2:21-24 Our Lord Jesus was not born in sin, and did not need that mortification of a corrupt nature, or that renewal unto holiness, which were signified by circumcision. This ordinance was, in his case, a pledge of his future perfect obedience to the whole law, in the midst of sufferings and temptations, even unto death for us. At the end of forty days, Mary went up to the temple to offer the appointed sacrifices for her purification. Joseph also presented the holy child Jesus, because, as a first-born son, he was to be presented to the Lord, and redeemed according to the law. Let us present our children to the Lord who gave them to us, beseeching him to redeem them from sin and death, and make them holy to himself.
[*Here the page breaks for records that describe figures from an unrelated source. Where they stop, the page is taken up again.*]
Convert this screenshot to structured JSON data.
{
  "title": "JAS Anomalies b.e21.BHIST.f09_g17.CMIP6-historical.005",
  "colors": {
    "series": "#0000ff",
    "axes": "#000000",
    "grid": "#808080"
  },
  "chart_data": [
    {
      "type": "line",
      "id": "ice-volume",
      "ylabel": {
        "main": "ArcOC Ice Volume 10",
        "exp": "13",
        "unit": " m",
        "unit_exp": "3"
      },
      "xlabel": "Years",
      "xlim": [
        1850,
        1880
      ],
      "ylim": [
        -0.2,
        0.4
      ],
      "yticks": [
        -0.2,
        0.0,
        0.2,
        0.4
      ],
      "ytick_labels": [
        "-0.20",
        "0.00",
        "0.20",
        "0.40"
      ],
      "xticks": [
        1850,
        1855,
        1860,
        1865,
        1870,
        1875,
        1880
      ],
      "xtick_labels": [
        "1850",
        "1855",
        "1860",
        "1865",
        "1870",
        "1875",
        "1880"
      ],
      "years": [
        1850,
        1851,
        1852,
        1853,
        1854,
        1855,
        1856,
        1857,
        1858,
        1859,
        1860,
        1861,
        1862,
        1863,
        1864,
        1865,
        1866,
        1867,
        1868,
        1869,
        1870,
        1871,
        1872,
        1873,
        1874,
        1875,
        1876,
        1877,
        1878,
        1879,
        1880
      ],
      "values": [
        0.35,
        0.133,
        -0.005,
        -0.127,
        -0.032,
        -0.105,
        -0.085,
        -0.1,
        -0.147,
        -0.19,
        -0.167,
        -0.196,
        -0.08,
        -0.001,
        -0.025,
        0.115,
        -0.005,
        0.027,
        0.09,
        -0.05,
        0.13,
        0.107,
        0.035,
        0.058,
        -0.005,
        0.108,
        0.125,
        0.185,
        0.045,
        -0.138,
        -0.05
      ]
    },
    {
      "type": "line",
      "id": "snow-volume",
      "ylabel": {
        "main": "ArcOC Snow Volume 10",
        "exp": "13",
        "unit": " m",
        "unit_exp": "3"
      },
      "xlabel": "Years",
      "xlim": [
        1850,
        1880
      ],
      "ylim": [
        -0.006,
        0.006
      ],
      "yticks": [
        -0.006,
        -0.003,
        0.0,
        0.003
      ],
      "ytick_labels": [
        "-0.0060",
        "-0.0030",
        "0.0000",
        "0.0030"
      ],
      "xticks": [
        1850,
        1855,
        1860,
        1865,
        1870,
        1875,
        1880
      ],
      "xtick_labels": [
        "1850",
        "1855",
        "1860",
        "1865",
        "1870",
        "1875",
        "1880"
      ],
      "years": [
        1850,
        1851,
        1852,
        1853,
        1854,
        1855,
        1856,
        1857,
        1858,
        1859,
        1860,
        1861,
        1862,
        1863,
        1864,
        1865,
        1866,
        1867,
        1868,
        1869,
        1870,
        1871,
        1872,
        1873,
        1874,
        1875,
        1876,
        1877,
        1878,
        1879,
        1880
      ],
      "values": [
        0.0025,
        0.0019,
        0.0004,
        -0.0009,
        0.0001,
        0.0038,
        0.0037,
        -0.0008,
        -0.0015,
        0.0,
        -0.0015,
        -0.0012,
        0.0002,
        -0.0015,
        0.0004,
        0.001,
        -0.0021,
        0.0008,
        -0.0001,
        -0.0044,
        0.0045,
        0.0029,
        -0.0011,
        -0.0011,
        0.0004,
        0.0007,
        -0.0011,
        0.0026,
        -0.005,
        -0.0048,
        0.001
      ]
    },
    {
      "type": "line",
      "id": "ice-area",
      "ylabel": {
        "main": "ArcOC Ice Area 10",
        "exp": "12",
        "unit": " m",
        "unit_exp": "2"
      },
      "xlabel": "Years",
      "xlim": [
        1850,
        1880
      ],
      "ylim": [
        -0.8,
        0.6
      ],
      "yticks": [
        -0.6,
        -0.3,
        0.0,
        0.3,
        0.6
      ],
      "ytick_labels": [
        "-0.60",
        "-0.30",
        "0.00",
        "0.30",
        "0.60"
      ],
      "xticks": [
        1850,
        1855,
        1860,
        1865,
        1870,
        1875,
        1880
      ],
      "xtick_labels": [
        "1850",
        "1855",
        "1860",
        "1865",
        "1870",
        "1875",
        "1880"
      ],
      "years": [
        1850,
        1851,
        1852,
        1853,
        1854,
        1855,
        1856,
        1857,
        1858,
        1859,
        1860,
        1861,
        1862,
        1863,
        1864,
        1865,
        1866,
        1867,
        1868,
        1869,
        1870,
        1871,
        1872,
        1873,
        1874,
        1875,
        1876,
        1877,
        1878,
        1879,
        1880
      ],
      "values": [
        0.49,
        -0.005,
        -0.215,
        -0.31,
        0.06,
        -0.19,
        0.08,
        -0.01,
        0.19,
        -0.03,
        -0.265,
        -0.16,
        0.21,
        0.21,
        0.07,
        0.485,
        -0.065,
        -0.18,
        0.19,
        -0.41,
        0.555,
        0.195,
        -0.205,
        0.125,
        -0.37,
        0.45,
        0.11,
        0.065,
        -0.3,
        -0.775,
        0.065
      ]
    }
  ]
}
Lu 2:21. Circumcision of Christ.
Here only recorded, and even here merely alluded to, for the sake of the name then given to the holy Babe, "Jesus," or Saviour (Mt 1:21; Ac 13:23). Yet in this naming of Him "Saviour," in the act of circumcising Him, which was a symbolical and bloody removal of the body of sin, we have a tacit intimation that they "had need"—as John said of His Baptism—rather to be circumcised by Him "with the circumcision made without hands, in the putting off of the body [of the sins] of the flesh by the circumcision of Christ" (Col 2:11), and that He only "suffered it to be so, because thus it became Him to fulfil all righteousness" (Mt 3:15). Still the circumcision of Christ had a profound bearing on His own work—by few rightly apprehended. For since "he that is circumcised is a debtor to do the whole law" (Ga 5:3), Jesus thus bore about with Him in His very flesh the seal of a voluntary obligation to do the whole law—by Him only possible in the flesh since the fall. And as He was "made under the law" for no ends of His own, but only "to redeem them that were under the law, that we might receive the adoption of sons" (Ga 4:4, 5), the obedience to which His circumcision pledged Him was a redeeming obedience—that of a "Saviour." And, finally, as "Christ hath redeemed us from the curse of the law" by "being made a curse for us" (Ga 3:13), we must regard Him, in His circumcision, as brought under a palpable pledge to be "obedient unto death, even the death of the cross" (Php 2:8).